The Associated Press
VATICAN CITY: Pope Benedict XVI created India’s first woman saint Sunday and denounced anti-Christian violence in that country and in Iraq.
The canonization of Sister Alphonsa of the Immaculate Conception is seen as a morale boost to minority Christians who have been attacked by Hindu mobs in eastern and southern India. Catholic bishops in India have said at least 40 Christians have been killed.
After the ceremony in St. Peter’s Square to canonize Alphonsa and three others, Benedict told Indian pilgrims among the crowd of tens of thousands that Alphonsa’s “heroic virtues of patience, fortitude and perseverance in the midst of deep suffering remind us that God always provides the strength we need to overcome every trial.”
“As the Christian faithful of India give thanks to God for their first native daughter to be presented for public veneration, I wish to assure them of my prayers during this difficult time,” he said in English.
“I urge the perpetrators of violence to renounce these acts and join with their brothers and sisters to work together in building a civilization of love,” Benedict said.
Christians have also been suffering violence in Iraq, with many fleeing the country in the past few years after attacks on priests, congregations and churches.

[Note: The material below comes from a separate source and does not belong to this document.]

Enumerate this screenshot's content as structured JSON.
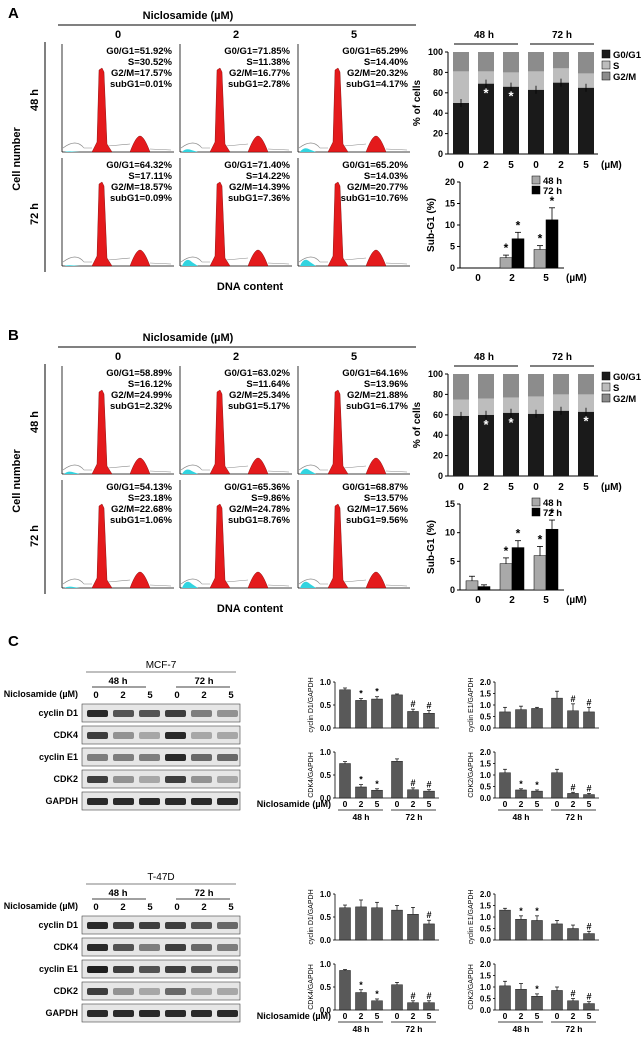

“I invite prayers for reconciliation and peace in situations which provoke alarm and great suffering,” Benedict said.
Benedict’s predecessor, John Paul II, had beatified Alphonsa during a pilgrimage to India in 1986. Beatification is the last formal step before sainthood, the church’s highest honor for its faithful. Alphonsa, a nun from southern India, was 35 when she died in 1946.
An Indian man, Gonsalo Garcia, became a saint in 1862.
The others canonized Sunday by Benedict were: Gaetano Errico, a Neapolitan priest who founded a missionary order in the 19th century; Sister Maria Bernarda, born Verena Bütler in Switzerland in 1848, who worked as a nun in Ecuador and Colombia; and Narcisa de Jesus Martillo Moran, a 19th-century laywoman from Ecuador who helped the sick and the poor.
“May their examples give us encouragement, their teachings give us direction and comfort,” Benedict said in his homily.
Attending the ceremony was a 10-year-old Indian boy whose club foot was, in the judgment of Vatican officials, miraculously healed after prayers to Alphonsa. A miracle after beatification is required for sainthood.
Many people associate Mother Teresa, the nun and Nobel Peace Prize laureate, with India. The ethnic Albanian came to India as a young woman to work with the country’s most desperately poor. She died in 1997 and John Paul beatified her in 2003.